The moment that Canon announced their 5Ds and 5Dsr series my wife and I pre ordered 1 of each.
I chose the Dsr since I am a stickler for detail and Diana prefers to reserve any post processing to other endeavors. We live in Mexico just 5 minutes south of the border from San Diego and decided to take a year long photographic journey from Mexico to France.
We bought a teardrop trailer for ease of hauling, packed it up and left in April. We drove to Northern California and Diana received her camera before we made it to Northern California. I did not receive mine until we reached Wyoming so many of my images were done with my EOS Mark V. It wasn’t until France that I got to give the 5Dsr a workout.
To give you an idea of the extent of the trip, our route took us from San Diego, up the California Coast to Oregon and southern Idaho. We crossed into Wyoming and stayed for several weeks in the Grand Tetons. We headed across to our final goal in Philadelphia where we stored the trailer and our Toyota Four Runner and hopped a flight to Paris.
Moonset on Jackson Lake in the Grand Teton, Wyoming. We arose at 4:30 a.m. to get this image.
Photo Diana Hughes/Canon EOS 5Ds
“Mormon Row” with the Grand Tetons in the background. This is in Jackson Hole, Wyoming.
Photo Diana Hughes/Canon EOS 5Ds
Aspen Grove in the Gros Ventre area of Jackson Hole, Wyoming. Converted in PhotoShop.
Photo Diana Hughes/Canon 5Ds
After a few weeks in Paris, we headed out to Normandy (many of the shots can be seen at our website. After St. Malo, we headed to Tours and points south and are now in Provence in the village of Pelissanne. Whew! I get tired just talking about it.
First, let me explain the difference in the two cameras. The Ds maintains the anti-aliasing filter that prevents moire in repeating patterns. Canon chose to filter out the AA filter in the Dsr making manufacture easier and eliminating redesign of the body.
Let me say that at 50 mps Raw files from both cameras are exceptionally sharp and portend to eliminate the need to go to larger formats to reach the lofty heights of larger format mega pixels. Cropping still leaves plenty of room for exacting printing needs and, to my way of thinking, the print is the ultimate goal anyway.

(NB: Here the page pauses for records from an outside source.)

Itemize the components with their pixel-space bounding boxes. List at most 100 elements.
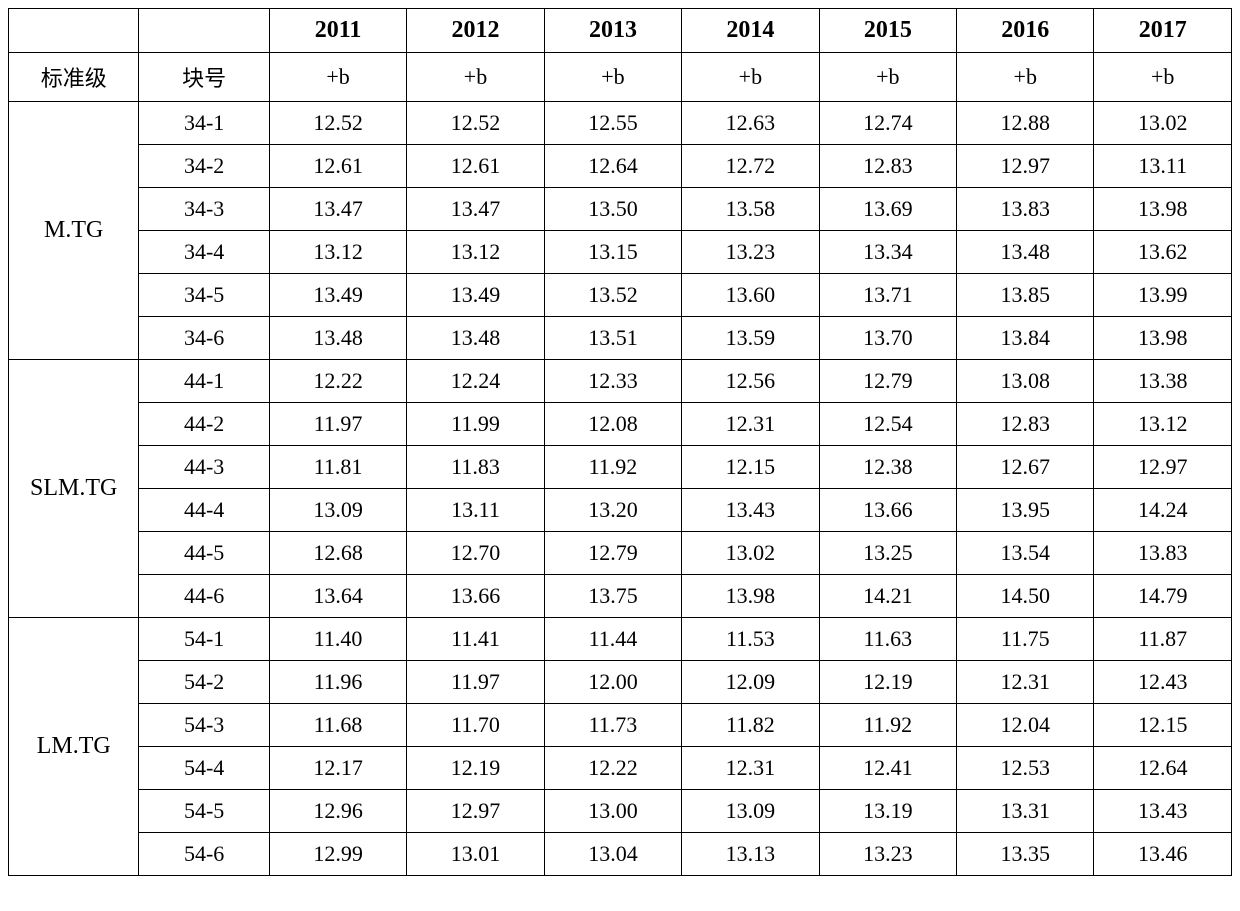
block-cell: 54-5 bbox=[139, 790, 269, 833]
value-cell: 12.09 bbox=[682, 661, 819, 704]
value-cell: 13.38 bbox=[1094, 360, 1232, 403]
value-cell: 13.95 bbox=[957, 489, 1094, 532]
value-cell: 12.97 bbox=[407, 790, 544, 833]
block-cell: 34-2 bbox=[139, 145, 269, 188]
value-cell: 13.58 bbox=[682, 188, 819, 231]
value-cell: 13.04 bbox=[544, 833, 681, 876]
value-cell: 12.61 bbox=[269, 145, 406, 188]
value-cell: 13.12 bbox=[269, 231, 406, 274]
value-cell: 12.08 bbox=[544, 403, 681, 446]
value-cell: 11.63 bbox=[819, 618, 956, 661]
value-cell: 12.22 bbox=[544, 747, 681, 790]
block-cell: 44-1 bbox=[139, 360, 269, 403]
block-cell: 44-4 bbox=[139, 489, 269, 532]
value-cell: 13.62 bbox=[1094, 231, 1232, 274]
value-cell: 13.98 bbox=[1094, 317, 1232, 360]
value-cell: 13.48 bbox=[407, 317, 544, 360]
value-cell: 13.48 bbox=[269, 317, 406, 360]
value-cell: 13.11 bbox=[407, 489, 544, 532]
group-name-cell: M.TG bbox=[9, 102, 139, 360]
value-cell: 11.96 bbox=[269, 661, 406, 704]
value-cell: 11.70 bbox=[407, 704, 544, 747]
table-row: 44-211.9711.9912.0812.3112.5412.8313.12 bbox=[9, 403, 1232, 446]
value-cell: 12.96 bbox=[269, 790, 406, 833]
table-row: 54-412.1712.1912.2212.3112.4112.5312.64 bbox=[9, 747, 1232, 790]
value-cell: 13.99 bbox=[1094, 274, 1232, 317]
table-row: 34-313.4713.4713.5013.5813.6913.8313.98 bbox=[9, 188, 1232, 231]
value-cell: 12.67 bbox=[957, 446, 1094, 489]
value-cell: 13.66 bbox=[407, 575, 544, 618]
header-year-2: 2013 bbox=[544, 9, 681, 53]
header-sublabel-1: +b bbox=[407, 53, 544, 102]
value-cell: 13.13 bbox=[682, 833, 819, 876]
value-cell: 13.49 bbox=[269, 274, 406, 317]
value-cell: 12.64 bbox=[1094, 747, 1232, 790]
block-cell: 34-6 bbox=[139, 317, 269, 360]
header-year-3: 2014 bbox=[682, 9, 819, 53]
header-sublabel-0: +b bbox=[269, 53, 406, 102]
header-block-label: 块号 bbox=[139, 53, 269, 102]
value-cell: 13.11 bbox=[1094, 145, 1232, 188]
value-cell: 13.15 bbox=[544, 231, 681, 274]
value-cell: 13.35 bbox=[957, 833, 1094, 876]
table-row: M.TG34-112.5212.5212.5512.6312.7412.8813… bbox=[9, 102, 1232, 145]
table-row: 34-513.4913.4913.5213.6013.7113.8513.99 bbox=[9, 274, 1232, 317]
value-cell: 13.43 bbox=[1094, 790, 1232, 833]
value-cell: 13.31 bbox=[957, 790, 1094, 833]
value-cell: 12.99 bbox=[269, 833, 406, 876]
value-cell: 13.85 bbox=[957, 274, 1094, 317]
value-cell: 12.22 bbox=[269, 360, 406, 403]
group-name-cell: LM.TG bbox=[9, 618, 139, 876]
value-cell: 11.92 bbox=[819, 704, 956, 747]
value-cell: 12.53 bbox=[957, 747, 1094, 790]
value-cell: 11.53 bbox=[682, 618, 819, 661]
block-cell: 44-5 bbox=[139, 532, 269, 575]
header-row-years: 2011201220132014201520162017 bbox=[9, 9, 1232, 53]
value-cell: 12.83 bbox=[957, 403, 1094, 446]
block-cell: 34-5 bbox=[139, 274, 269, 317]
header-sublabel-6: +b bbox=[1094, 53, 1232, 102]
header-empty-1 bbox=[9, 9, 139, 53]
header-sublabel-5: +b bbox=[957, 53, 1094, 102]
block-cell: 54-1 bbox=[139, 618, 269, 661]
value-cell: 13.69 bbox=[819, 188, 956, 231]
value-cell: 14.79 bbox=[1094, 575, 1232, 618]
value-cell: 12.88 bbox=[957, 102, 1094, 145]
table-row: 54-512.9612.9713.0013.0913.1913.3113.43 bbox=[9, 790, 1232, 833]
value-cell: 13.60 bbox=[682, 274, 819, 317]
value-cell: 14.50 bbox=[957, 575, 1094, 618]
value-cell: 12.68 bbox=[269, 532, 406, 575]
value-cell: 13.50 bbox=[544, 188, 681, 231]
block-cell: 44-6 bbox=[139, 575, 269, 618]
header-row-labels: 标准级块号+b+b+b+b+b+b+b bbox=[9, 53, 1232, 102]
table-row: 44-613.6413.6613.7513.9814.2114.5014.79 bbox=[9, 575, 1232, 618]
header-year-1: 2012 bbox=[407, 9, 544, 53]
value-cell: 13.59 bbox=[682, 317, 819, 360]
value-cell: 13.23 bbox=[682, 231, 819, 274]
value-cell: 13.01 bbox=[407, 833, 544, 876]
table-row: 34-613.4813.4813.5113.5913.7013.8413.98 bbox=[9, 317, 1232, 360]
value-cell: 13.47 bbox=[269, 188, 406, 231]
value-cell: 12.33 bbox=[544, 360, 681, 403]
value-cell: 12.70 bbox=[407, 532, 544, 575]
value-cell: 13.75 bbox=[544, 575, 681, 618]
value-cell: 14.24 bbox=[1094, 489, 1232, 532]
table-row: 34-413.1213.1213.1513.2313.3413.4813.62 bbox=[9, 231, 1232, 274]
value-cell: 12.41 bbox=[819, 747, 956, 790]
value-cell: 13.12 bbox=[1094, 403, 1232, 446]
value-cell: 13.02 bbox=[682, 532, 819, 575]
value-cell: 13.52 bbox=[544, 274, 681, 317]
value-cell: 12.31 bbox=[682, 747, 819, 790]
value-cell: 13.00 bbox=[544, 790, 681, 833]
block-cell: 54-2 bbox=[139, 661, 269, 704]
header-sublabel-3: +b bbox=[682, 53, 819, 102]
header-sublabel-4: +b bbox=[819, 53, 956, 102]
value-cell: 13.98 bbox=[1094, 188, 1232, 231]
table-row: 44-311.8111.8311.9212.1512.3812.6712.97 bbox=[9, 446, 1232, 489]
value-cell: 13.08 bbox=[957, 360, 1094, 403]
data-table: 2011201220132014201520162017标准级块号+b+b+b+… bbox=[8, 8, 1232, 876]
block-cell: 54-6 bbox=[139, 833, 269, 876]
value-cell: 14.21 bbox=[819, 575, 956, 618]
value-cell: 12.24 bbox=[407, 360, 544, 403]
value-cell: 13.43 bbox=[682, 489, 819, 532]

I don’t want to get into the deep functions of the cameras (and they are multiple) but Canon finally added an automatic sensor cleaner that we both really like. Even with the deep menu, Canon has kept it surprisingly easy to navigate. It’s also been weather proofed. But, let’s get to some of the images this beast kicks out.
The village of La Roche Guyon about an hour out of Paris.
The Chateau was General Erwin Rommel’s headquarters during WW2.
This is a view from the castle Keep (dungeon).
Photo Hugh Smith/Canon EOS 5Dsr
Sainte Malo on the Normandy Coast at the English Channel. Tall granite walls surround the old town,
which was once a stronghold for privateers (pirates approved by the king). Converted using Nik Pro.
Photo Hugh Smith/Canon 5Dsr
The tiny fishing Village of Port Vendres on the Mediterranean situated near the Spanish border on theCôte Vermeille
in south west France. Port-Vendres is renowned for its numerous fish and sea food restaurants.
Photo Hugh Smith/Canon5Dsr
As you can tell, even with these small jpegs, the images from both cameras are virtually indistinguishable as far as sharpness and saturation are concerned.
Processing the files can be exasperating at times since many of my plug ins will not handle such huge files and I imagine that many software people are pulling their corporate hair out, trying to match these huge files. When processed from RAW, some of my files exceed 150 mbs! (Eats up my 2 TB external drive memory pretty quickly).
All of the images in this article were shot with the Canon 24-105mm lens. Add the cost of the lens to the cost of the body and you could buy a good used car. The price comes in just under $5,000 for each camera!
Is it worth it? Absolutely!
If you’re looking for a camera that will produce pro’ quality output, these will do it in spades.